We are ready to calculate the experimental enrichment factor (EF) for 5% of ranked dataset... 

In [None]:
ranked_dataset_percentage_cutoff = 5
for similarity_measure, enrichment in enrichment_data.items():
    enrichment_factor = calculate_enrichment_factor(enrichment, ranked_dataset_percentage_cutoff)
    print(
        f"Experimental EF for {ranked_dataset_percentage_cutoff}% of ranked dataset ({similarity_measure}): {enrichment_factor}%"
    )

... and we can compare it to the random and optimal enrichment factor.

In [None]:
enrichment_factor_random = calculate_enrichment_factor_random(ranked_dataset_percentage_cutoff)
print(
    f"Random EF for {ranked_dataset_percentage_cutoff}% of ranked dataset: {enrichment_factor_random}%"
)
enrichment_factor_optimal = calculate_enrichment_factor_optimal(
    molecule_dataset, ranked_dataset_percentage_cutoff, pic50_cutoff
)
print(
    f"Optimal EF for {ranked_dataset_percentage_cutoff}% of ranked dataset: {enrichment_factor_optimal}%"
)
# NBVAL_CHECK_OUTPUT

## Discussion

We have learned how to use fingerprints and similarity measures to compare a query molecule with a dataset of molecules and rank the molecule by similarity. This approach is an example for virtual screening of molecules.
*Enrichment plots* (see TeachOpenCADD **T004**) and enrichment factors can be used to assess the performance. 

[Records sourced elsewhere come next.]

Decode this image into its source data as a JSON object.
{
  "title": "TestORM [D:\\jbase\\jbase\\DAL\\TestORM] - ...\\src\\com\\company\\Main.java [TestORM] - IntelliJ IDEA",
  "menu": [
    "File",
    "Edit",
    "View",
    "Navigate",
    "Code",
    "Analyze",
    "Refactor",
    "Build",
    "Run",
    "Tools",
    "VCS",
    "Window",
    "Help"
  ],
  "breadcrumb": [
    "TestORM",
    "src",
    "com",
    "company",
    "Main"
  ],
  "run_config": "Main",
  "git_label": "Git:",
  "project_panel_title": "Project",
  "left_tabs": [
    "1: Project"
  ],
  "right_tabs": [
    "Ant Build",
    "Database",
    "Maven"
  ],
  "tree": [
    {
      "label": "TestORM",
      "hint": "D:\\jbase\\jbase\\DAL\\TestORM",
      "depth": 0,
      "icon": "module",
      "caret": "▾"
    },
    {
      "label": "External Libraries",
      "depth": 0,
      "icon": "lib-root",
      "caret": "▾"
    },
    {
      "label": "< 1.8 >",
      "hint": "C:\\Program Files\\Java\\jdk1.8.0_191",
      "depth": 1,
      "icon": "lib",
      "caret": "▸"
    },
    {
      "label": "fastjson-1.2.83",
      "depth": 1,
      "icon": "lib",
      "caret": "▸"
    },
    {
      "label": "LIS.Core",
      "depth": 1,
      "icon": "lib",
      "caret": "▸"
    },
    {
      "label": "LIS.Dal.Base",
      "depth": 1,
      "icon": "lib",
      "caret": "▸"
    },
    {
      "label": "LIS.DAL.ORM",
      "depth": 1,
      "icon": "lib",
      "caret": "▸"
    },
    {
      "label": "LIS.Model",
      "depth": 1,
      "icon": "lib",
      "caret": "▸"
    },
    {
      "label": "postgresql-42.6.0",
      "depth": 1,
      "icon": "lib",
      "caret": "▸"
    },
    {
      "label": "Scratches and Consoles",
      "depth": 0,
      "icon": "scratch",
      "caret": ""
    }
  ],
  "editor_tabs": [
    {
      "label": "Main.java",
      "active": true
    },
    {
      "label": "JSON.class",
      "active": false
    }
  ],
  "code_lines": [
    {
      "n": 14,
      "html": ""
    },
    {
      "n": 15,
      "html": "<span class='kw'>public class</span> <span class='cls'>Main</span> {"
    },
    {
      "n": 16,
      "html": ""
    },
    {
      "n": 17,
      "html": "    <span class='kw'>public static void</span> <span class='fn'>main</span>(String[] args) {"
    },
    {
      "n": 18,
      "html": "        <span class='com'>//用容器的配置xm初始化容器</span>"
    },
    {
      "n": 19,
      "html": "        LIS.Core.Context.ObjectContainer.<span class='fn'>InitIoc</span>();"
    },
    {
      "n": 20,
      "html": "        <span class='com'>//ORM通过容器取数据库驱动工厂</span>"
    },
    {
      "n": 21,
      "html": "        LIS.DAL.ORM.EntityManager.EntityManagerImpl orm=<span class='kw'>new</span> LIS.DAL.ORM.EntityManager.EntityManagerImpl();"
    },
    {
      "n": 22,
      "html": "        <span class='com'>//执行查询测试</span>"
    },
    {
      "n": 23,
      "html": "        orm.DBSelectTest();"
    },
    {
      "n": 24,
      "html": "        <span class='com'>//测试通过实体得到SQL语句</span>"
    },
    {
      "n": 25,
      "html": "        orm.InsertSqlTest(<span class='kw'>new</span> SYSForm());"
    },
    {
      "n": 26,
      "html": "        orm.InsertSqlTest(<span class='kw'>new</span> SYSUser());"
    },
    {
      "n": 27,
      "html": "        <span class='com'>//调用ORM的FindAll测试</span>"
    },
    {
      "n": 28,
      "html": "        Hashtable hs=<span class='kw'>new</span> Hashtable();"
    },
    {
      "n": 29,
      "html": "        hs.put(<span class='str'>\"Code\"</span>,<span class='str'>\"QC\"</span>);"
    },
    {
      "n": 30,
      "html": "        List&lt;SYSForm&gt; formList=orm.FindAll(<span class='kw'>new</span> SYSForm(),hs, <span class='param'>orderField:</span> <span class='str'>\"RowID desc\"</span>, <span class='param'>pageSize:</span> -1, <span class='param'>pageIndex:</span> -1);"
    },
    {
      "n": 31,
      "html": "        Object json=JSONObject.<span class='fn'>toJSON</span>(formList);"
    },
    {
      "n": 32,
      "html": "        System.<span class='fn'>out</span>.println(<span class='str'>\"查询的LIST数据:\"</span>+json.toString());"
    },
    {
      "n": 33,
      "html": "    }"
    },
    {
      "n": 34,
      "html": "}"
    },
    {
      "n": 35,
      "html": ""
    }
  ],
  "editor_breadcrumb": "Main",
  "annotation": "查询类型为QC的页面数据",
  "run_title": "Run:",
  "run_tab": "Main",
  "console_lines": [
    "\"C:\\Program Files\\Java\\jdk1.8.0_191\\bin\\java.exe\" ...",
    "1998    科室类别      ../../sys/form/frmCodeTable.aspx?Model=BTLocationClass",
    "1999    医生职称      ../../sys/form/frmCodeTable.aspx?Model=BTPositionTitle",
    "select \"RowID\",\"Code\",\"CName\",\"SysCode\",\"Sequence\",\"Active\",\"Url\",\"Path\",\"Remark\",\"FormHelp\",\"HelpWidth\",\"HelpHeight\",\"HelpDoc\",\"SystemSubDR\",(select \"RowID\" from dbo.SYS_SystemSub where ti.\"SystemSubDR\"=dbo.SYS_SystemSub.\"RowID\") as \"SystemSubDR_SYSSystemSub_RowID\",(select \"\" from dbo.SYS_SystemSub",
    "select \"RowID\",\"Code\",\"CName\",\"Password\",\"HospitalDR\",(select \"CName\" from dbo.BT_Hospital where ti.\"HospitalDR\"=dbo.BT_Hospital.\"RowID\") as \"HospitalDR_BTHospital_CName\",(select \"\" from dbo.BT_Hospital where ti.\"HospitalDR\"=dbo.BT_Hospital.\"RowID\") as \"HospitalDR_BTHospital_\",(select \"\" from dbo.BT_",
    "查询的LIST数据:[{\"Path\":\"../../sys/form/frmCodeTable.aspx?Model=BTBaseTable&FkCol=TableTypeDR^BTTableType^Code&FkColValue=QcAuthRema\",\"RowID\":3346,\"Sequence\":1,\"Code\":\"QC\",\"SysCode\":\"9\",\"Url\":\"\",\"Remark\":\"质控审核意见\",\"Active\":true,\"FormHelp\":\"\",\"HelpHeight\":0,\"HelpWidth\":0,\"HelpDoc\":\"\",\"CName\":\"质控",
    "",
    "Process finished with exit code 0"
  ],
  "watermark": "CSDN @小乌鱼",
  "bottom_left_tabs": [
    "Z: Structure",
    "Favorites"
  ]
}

A drawback of a similarity search with molecular fingerprints is that it is based on molecular similarity and thus does not yield any novel structures. Another challenge when working with molecular similarity are so-called activity cliffs, i.e. a small change in a functional group of a molecule may initiate a jump in bioactivity.